Documentation ¶
Overview ¶
Package go2vec loads word2vec embeddings.
This package can load binary word2vec files. It also supports distance and analogy queries on the embeddings.
go2vec uses gonum's C BLAS binding by default. Binding to the right BLAS library can give nice performance improvements. The binding can be configured using CGO flags. For instance, to link against OpenBLAS on Linux:
CGO_LDFLAGS="-L/path/to/OpenBLAS -lopenblas" go install github.com/gonum/blas/cgo
or Accelerate on OS X:
CGO_LDFLAGS="-framework Accelerate" go install github.com/gonum/blas/cgo
Index ¶
- func CosineSimilarity(vec1, vec2 []float32) float64
- type Embeddings
- func (e *Embeddings) Analogy(word1, word2, word3 string, limit int) ([]WordSimilarity, error)
- func (e *Embeddings) Embedding(word string) ([]float32, bool)
- func (e *Embeddings) EmbeddingSize() int
- func (e *Embeddings) Iterate(f IterFunc)
- func (e *Embeddings) Matrix() []float32
- func (e *Embeddings) Put(word string, embedding []float32) error
- func (e *Embeddings) SetBLAS(impl blas.Float32Level2)
- func (e *Embeddings) Similarity(word string, limit int) ([]WordSimilarity, error)
- func (e *Embeddings) Size() int
- func (e *Embeddings) WordIdx(word string) (int, bool)
- func (e *Embeddings) Write(w *bufio.Writer) error
- type IterFunc
- type WordSimilarity
Constants ¶
This section is empty.
Variables ¶
This section is empty.
Functions ¶
func CosineSimilarity ¶ added in v1.1.0
Types ¶
type Embeddings ¶
type Embeddings struct {
// contains filtered or unexported fields
}
Embeddings is used to store a set of word embeddings, such that common operations can be performed on these embeddings (such as retrieving similar words).
func NewEmbeddings ¶
func NewEmbeddings(embedSize int) *Embeddings
NewEmbeddings creates a set of word embeddings from scratch. This constructor should be used in conjunction with 'Put' to populate the embeddings.
func ReadWord2VecBinary ¶
func ReadWord2VecBinary(r *bufio.Reader, normalize bool) (*Embeddings, error)
ReadWord2VecBinary reads word embeddings from a binary file that is produced by word2vec. The embeddings can be normalized using their L2 norms.

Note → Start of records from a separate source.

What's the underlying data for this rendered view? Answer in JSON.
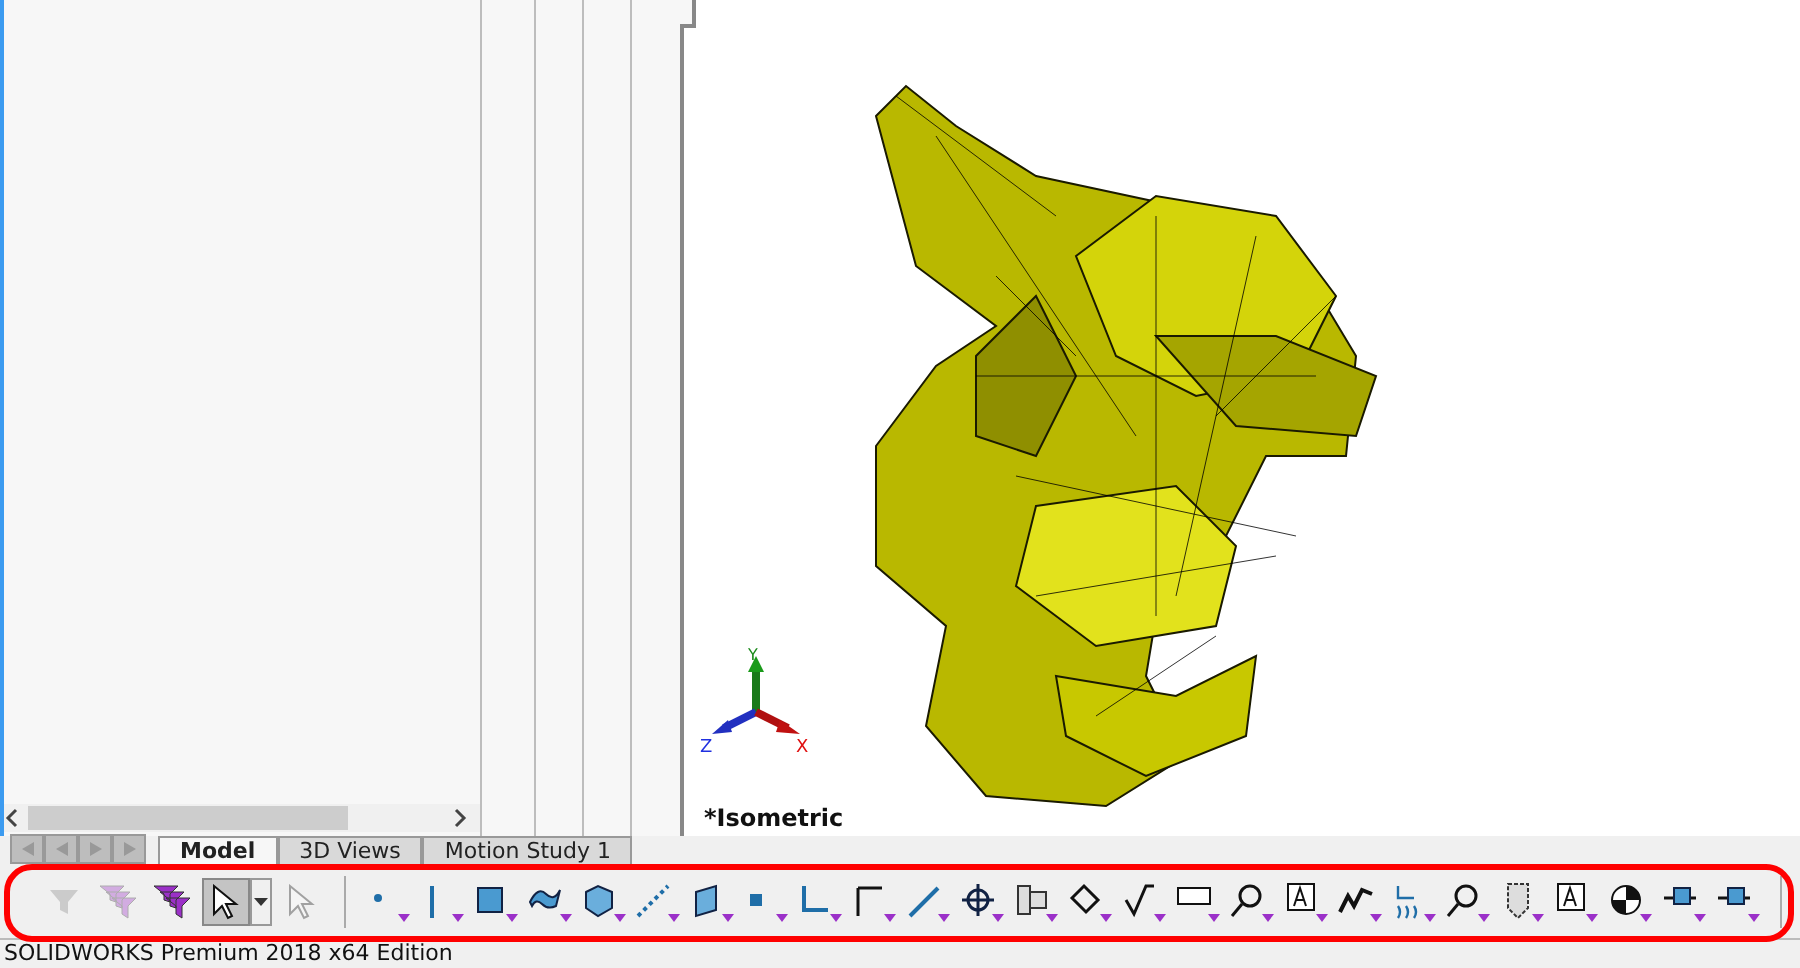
{
  "view": {
    "orientation_label": "*Isometric",
    "triad": {
      "x": "X",
      "y": "Y",
      "z": "Z"
    }
  },
  "tabs": [
    {
      "label": "Model",
      "selected": true
    },
    {
      "label": "3D Views",
      "selected": false
    },
    {
      "label": "Motion Study 1",
      "selected": false
    }
  ],
  "toolbar": {
    "buttons": [
      {
        "kind": "funnel",
        "disabled": true,
        "selected": false
      },
      {
        "kind": "funnels",
        "disabled": true,
        "selected": false
      },
      {
        "kind": "funnels",
        "disabled": false,
        "selected": false
      },
      {
        "kind": "cursor",
        "disabled": false,
        "selected": true
      },
      {
        "kind": "caret",
        "disabled": false,
        "selected": false
      },
      {
        "kind": "cursor",
        "disabled": true,
        "selected": false
      },
      {
        "kind": "point",
        "disabled": false,
        "selected": false
      },
      {
        "kind": "vline",
        "disabled": false,
        "selected": false
      },
      {
        "kind": "square",
        "disabled": false,
        "selected": false
      },
      {
        "kind": "surface",
        "disabled": false,
        "selected": false
      },
      {
        "kind": "cube",
        "disabled": false,
        "selected": false
      },
      {
        "kind": "dashed",
        "disabled": false,
        "selected": false
      },
      {
        "kind": "plane",
        "disabled": false,
        "selected": false
      },
      {
        "kind": "smallsquare",
        "disabled": false,
        "selected": false
      },
      {
        "kind": "corner",
        "disabled": false,
        "selected": false
      },
      {
        "kind": "segment",
        "disabled": false,
        "selected": false
      },
      {
        "kind": "diagonal",
        "disabled": false,
        "selected": false
      },
      {
        "kind": "target",
        "disabled": false,
        "selected": false
      },
      {
        "kind": "block",
        "disabled": false,
        "selected": false
      },
      {
        "kind": "tag",
        "disabled": false,
        "selected": false
      },
      {
        "kind": "check",
        "disabled": false,
        "selected": false
      },
      {
        "kind": "frame",
        "disabled": false,
        "selected": false
      },
      {
        "kind": "magnifier",
        "disabled": false,
        "selected": false
      },
      {
        "kind": "letter",
        "disabled": false,
        "selected": false
      },
      {
        "kind": "zigzag",
        "disabled": false,
        "selected": false
      },
      {
        "kind": "waves",
        "disabled": false,
        "selected": false
      },
      {
        "kind": "magnifier",
        "disabled": false,
        "selected": false
      },
      {
        "kind": "pencil",
        "disabled": false,
        "selected": false
      },
      {
        "kind": "letter",
        "disabled": false,
        "selected": false
      },
      {
        "kind": "mass",
        "disabled": false,
        "selected": false
      },
      {
        "kind": "pin",
        "disabled": false,
        "selected": false
      },
      {
        "kind": "pin",
        "disabled": false,
        "selected": false
      }
    ]
  },
  "status_bar": {
    "text": "SOLIDWORKS Premium 2018 x64 Edition"
  }
}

func (*Embeddings) Analogy ¶
func (e *Embeddings) Analogy(word1, word2, word3 string, limit int) ([]WordSimilarity, error)

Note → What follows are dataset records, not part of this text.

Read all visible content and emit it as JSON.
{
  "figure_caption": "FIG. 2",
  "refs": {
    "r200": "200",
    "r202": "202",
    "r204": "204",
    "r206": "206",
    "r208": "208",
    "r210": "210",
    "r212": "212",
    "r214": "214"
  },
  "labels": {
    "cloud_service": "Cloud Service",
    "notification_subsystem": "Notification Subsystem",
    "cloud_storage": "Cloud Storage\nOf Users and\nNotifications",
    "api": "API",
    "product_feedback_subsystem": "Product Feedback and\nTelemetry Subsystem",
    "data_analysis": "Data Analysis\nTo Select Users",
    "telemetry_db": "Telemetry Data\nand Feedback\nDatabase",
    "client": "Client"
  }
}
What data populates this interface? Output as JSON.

Analogy performs word analogy queries.
Consider an analogy of the form 'word1' is to 'word2' as 'word3' is to 'word4'. This method returns candidates for 'word4' based on 'word1..3'.
If 'e1' is the embedding of 'word1', etc., then the embedding 'e4 = (e2 - e1) + e3' is computed. Then the words with embeddings that are the most similar to e4 are returned.

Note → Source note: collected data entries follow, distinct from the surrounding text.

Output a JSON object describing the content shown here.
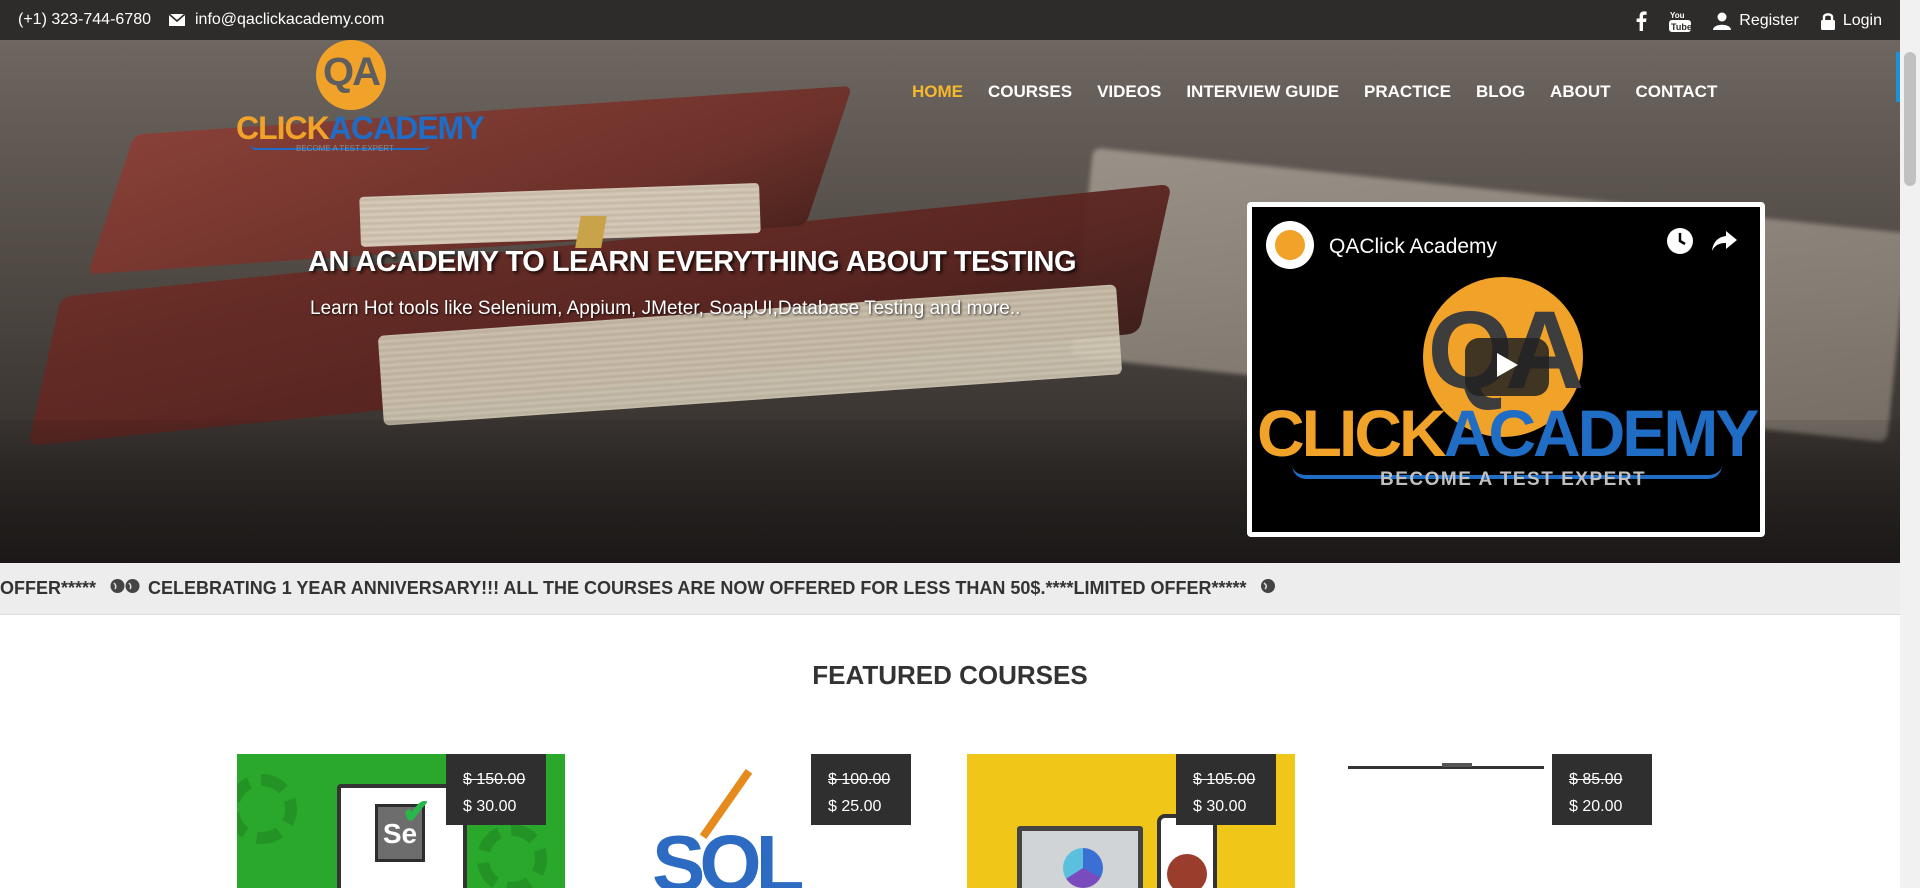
{
  "topbar": {
    "phone": "(+1) 323-744-6780",
    "email": "info@qaclickacademy.com",
    "register": "Register",
    "login": "Login"
  },
  "logo": {
    "qa": "QA",
    "click": "CLICK",
    "academy": "ACADEMY",
    "tagline": "BECOME A TEST EXPERT"
  },
  "nav": {
    "items": [
      "HOME",
      "COURSES",
      "VIDEOS",
      "INTERVIEW GUIDE",
      "PRACTICE",
      "BLOG",
      "ABOUT",
      "CONTACT"
    ],
    "active": "HOME",
    "active_color": "#f5b82e"
  },
  "hero": {
    "title": "AN ACADEMY TO LEARN EVERYTHING ABOUT TESTING",
    "subtitle": "Learn Hot tools like Selenium, Appium, JMeter, SoapUI,Database Testing and more.."
  },
  "video": {
    "channel": "QAClick Academy",
    "logo_qa": "QA",
    "logo_click": "CLICK",
    "logo_academy": "ACADEMY",
    "logo_tagline": "BECOME A TEST EXPERT"
  },
  "marquee": {
    "lead": "OFFER*****",
    "text": "CELEBRATING 1 YEAR ANNIVERSARY!!! ALL THE COURSES ARE NOW OFFERED FOR LESS THAN 50$.****LIMITED OFFER*****"
  },
  "featured": {
    "title": "FEATURED COURSES",
    "courses": [
      {
        "old_price": "$ 150.00",
        "price": "$ 30.00"
      },
      {
        "old_price": "$ 100.00",
        "price": "$ 25.00"
      },
      {
        "old_price": "$ 105.00",
        "price": "$ 30.00"
      },
      {
        "old_price": "$ 85.00",
        "price": "$ 20.00"
      }
    ]
  },
  "colors": {
    "topbar_bg": "#2e2c2a",
    "accent_orange": "#f1a229",
    "accent_blue": "#1f6dc5"
  }
}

The query words are never returned as a result.
func (*Embeddings) Embedding ¶
func (e *Embeddings) Embedding(word string) ([]float32, bool)
Embedding returns the embedding for a particular word. If the word is unknown, the second return value will be false.
func (*Embeddings) EmbeddingSize ¶
func (e *Embeddings) EmbeddingSize() int
EmbeddingSize returns the embedding size.
func (*Embeddings) Iterate ¶
func (e *Embeddings) Iterate(f IterFunc)
Iterate applies the provided iteration function to all word embeddings.
func (*Embeddings) Matrix ¶
func (e *Embeddings) Matrix() []float32
func (*Embeddings) Put ¶
func (e *Embeddings) Put(word string, embedding []float32) error
Put adds a word embedding to the word embeddings. The new word can be queried after the call returns.
func (*Embeddings) SetBLAS ¶
func (e *Embeddings) SetBLAS(impl blas.Float32Level2)
SetBLAS sets the BLAS implementation to use (default: C BLAS).
func (*Embeddings) Similarity ¶
func (e *Embeddings) Similarity(word string, limit int) ([]WordSimilarity, error)
Similarity finds words that have embeddings that are similar to that of the given word. The 'limit' argument specifis how many words should be returned. The returned slice is ordered by similarity.
The query word is never returned as a result.
func (*Embeddings) Size ¶
func (e *Embeddings) Size() int
Size returns the number of words in the embeddings.
type IterFunc ¶
IterFunc is a function for iterating over word embeddings. The function should return 'false' if the iteration should be stopped.
type WordSimilarity ¶
WordSimilarity stores the similarity of a word compared to a query word.